Les personnes âgées, les malades et ceux qui s’entourent de solitude dans les maisons de retraite. Des gens avec une canne, poussant un fauteuil roulant ou souvent accompagnés d’une étrangère qui néglige parfois sa propre famille pour s’occuper des malades ailleurs. Tout cela cache une grande vérité et une blessure silencieuse. La vérité, car c’est précisément dans les moments de faiblesse et de fragilité que se dévoile ce qui se cache lorsque tout semble aller bien et que les forces donnent l’illusion, comme le font les monuments, de l’éternité. Alors que la blessure est ce qui permet à l’humain caché d’émerger. Les blessures, nous le savons, sont en réalité des « brèches » à travers lesquelles s’infiltre l’humain qui avait été confisqué, précisément, par l’apparente « sécurité » du moment. Les blessures, dans nos sociétés, sont innombrables et largement censurées par un système pour lequel toute faiblesse, en tant que symptôme de mortalité, doit être effacée comme une intruse. La trahison récurrente des politiciens (ou des militaires) au pouvoir. Une économie conçue pour exclure les faibles. Une école créée pour perpétuer le système et un service de santé qui élimine les plus démunis. Tout cela et bien d’autres choses encore concourent à faire de la faiblesse, de la pauvreté et de toute forme d’indigence quelque chose de honteux dont il faut parler le moins possible.

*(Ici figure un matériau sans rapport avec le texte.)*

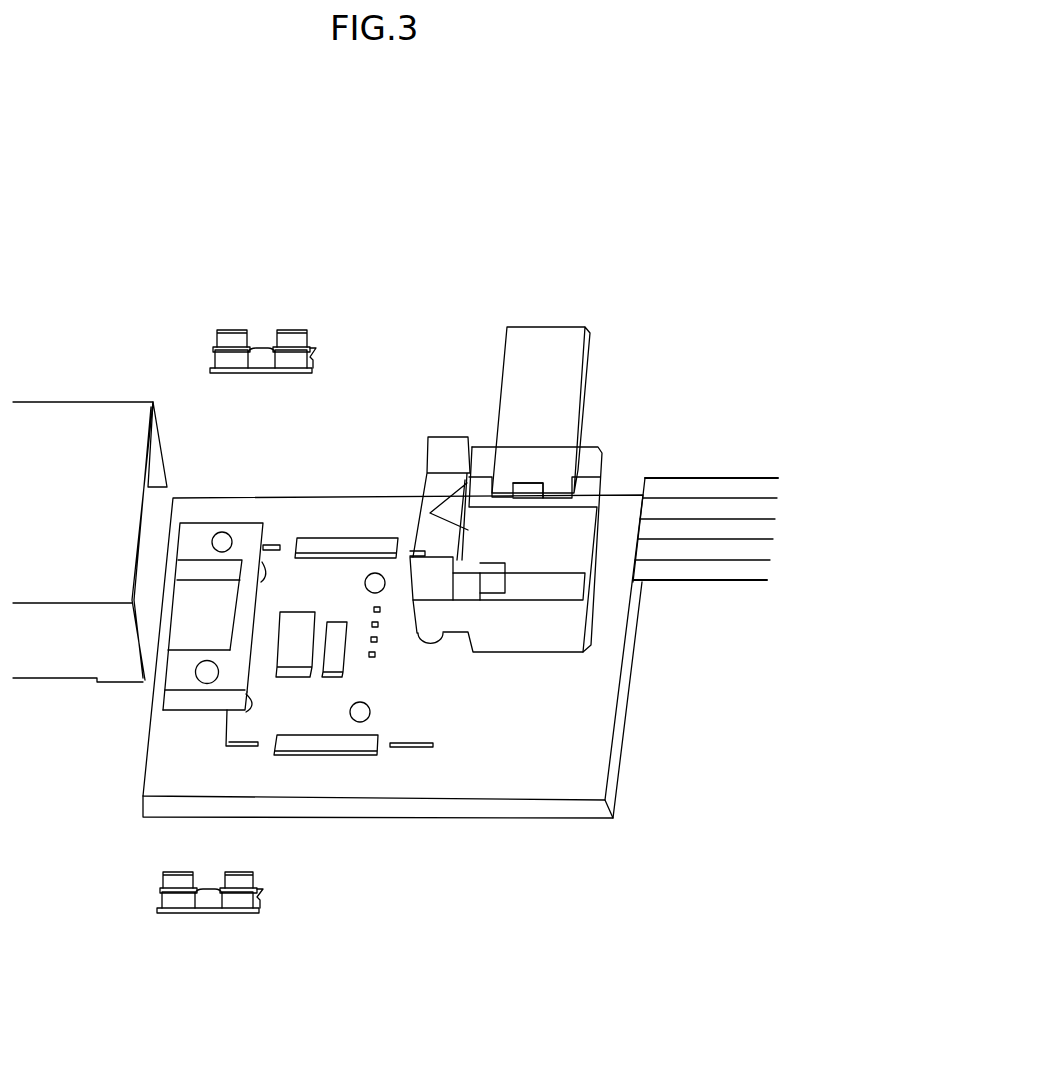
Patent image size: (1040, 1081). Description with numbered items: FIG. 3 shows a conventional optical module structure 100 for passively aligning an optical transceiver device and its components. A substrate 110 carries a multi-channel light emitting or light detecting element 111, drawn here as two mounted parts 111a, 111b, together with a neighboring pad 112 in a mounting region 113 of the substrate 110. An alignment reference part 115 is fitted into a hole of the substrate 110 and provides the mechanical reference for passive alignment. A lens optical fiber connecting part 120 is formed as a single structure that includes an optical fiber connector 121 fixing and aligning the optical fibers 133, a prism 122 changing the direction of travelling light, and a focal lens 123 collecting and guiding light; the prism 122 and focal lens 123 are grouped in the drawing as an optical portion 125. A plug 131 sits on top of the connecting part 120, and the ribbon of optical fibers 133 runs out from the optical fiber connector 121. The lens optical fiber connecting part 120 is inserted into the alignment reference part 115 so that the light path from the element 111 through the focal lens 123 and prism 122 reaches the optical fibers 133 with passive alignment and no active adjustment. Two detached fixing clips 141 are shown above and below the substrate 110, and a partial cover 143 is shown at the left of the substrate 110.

The optical connector assembly 100 is at (620, 278).
The substrate 110 is at (620, 781).
The multi-channel light emitting or light detecting element 111 is at (475, 660).
The first electronic component 111a is at (382, 653).
The second electronic component 111b is at (405, 677).
The terminal pad 112 is at (354, 668).
The mounting portion 113 is at (557, 670).
The alignment reference part 115 is at (212, 528).
The lens optical fiber connecting part 120 is at (600, 592).
The optical fiber connector 121 is at (522, 537).
The prism 122 is at (428, 533).
The focal lens 123 is at (439, 540).
The locking portion 125 is at (424, 452).
The plug 131 is at (572, 376).
The optical fibers 133 is at (726, 497).
The fixing clip 141 is at (229, 341).
The cover 143 is at (65, 667).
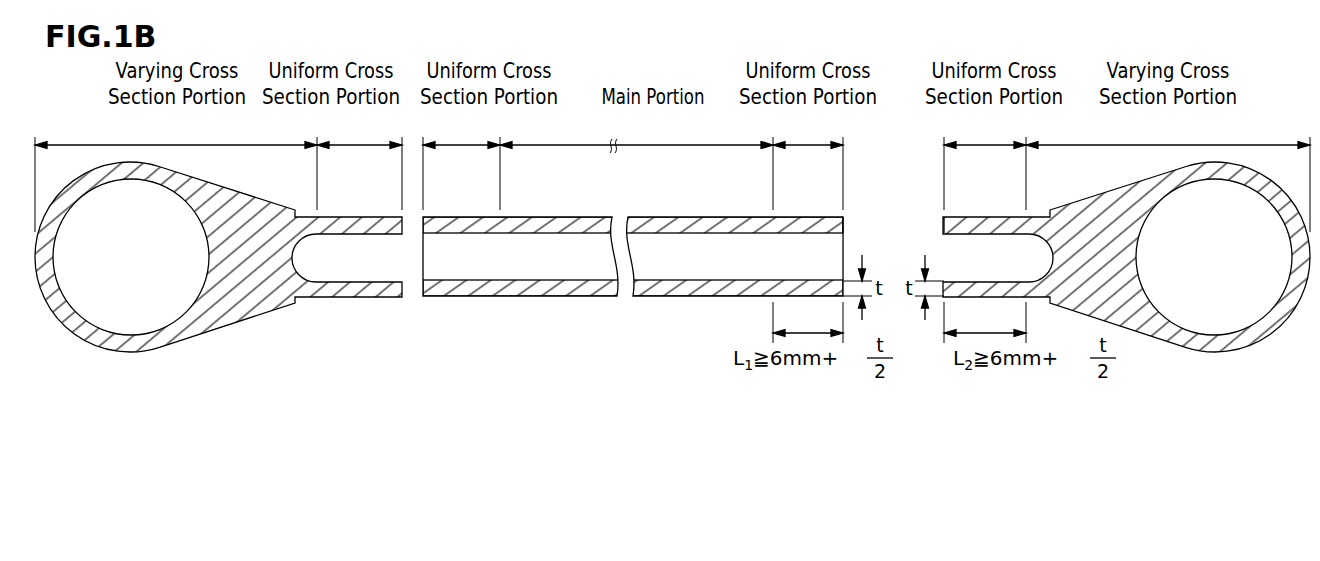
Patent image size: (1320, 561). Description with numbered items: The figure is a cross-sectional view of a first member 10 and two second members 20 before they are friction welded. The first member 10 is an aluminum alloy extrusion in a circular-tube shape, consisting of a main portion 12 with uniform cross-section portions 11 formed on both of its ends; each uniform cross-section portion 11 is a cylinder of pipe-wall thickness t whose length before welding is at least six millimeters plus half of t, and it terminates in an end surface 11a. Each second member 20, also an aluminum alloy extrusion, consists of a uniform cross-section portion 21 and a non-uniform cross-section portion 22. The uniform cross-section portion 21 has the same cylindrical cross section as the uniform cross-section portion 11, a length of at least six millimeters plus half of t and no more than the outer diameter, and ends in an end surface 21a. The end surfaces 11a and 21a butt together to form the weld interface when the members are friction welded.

Car, au fond, il ne reste qu’une seule question qui traverse la fragilité et les blessures qui y sont associées. La question qui se pose comme l’horizon de toute culture, philosophie, religion ou projet politique. On pourrait la formuler comme un avenir caché dans le présent ou un présent qui contient et génère déjà l’avenir. Quel type de monde sommes-nous en train de créer lorsque les exclusions, les éliminations et les destructions se multiplient en direct sur les écrans de télévision comme un spectacle macabre quotidien d’impuissance face au mal ? Un monde de tranchées, de barrières, de barbelés, de ponts impraticables ou fermés à dessein pour perpétuer un système de pouvoir qui, nous le savons par expérience, est porteur de mort et de désolation. Un monde où les invisibles doivent le rester et où les cris et la mobilité de ceux qui ne veulent pas disparaître sans laisser de traces sont assimilés au terrorisme. Un monde où ceux qui bafouent les droits et la dignité des pauvres sont déclarés bienheureux. Quel genre de monde avons-nous hérité et quel genre de monde laisserons-nous aux générations futures ? C’est la seule question qui mérite d’être traduite dans de nombreuses langues, puis confiée à eux, les fragiles et ceux qui sont jugés indignes de prendre la parole. Ce n’est qu’à partir du silence, écouté, de leurs blessures ouvertes qu’un monde nouveau pourra renaître.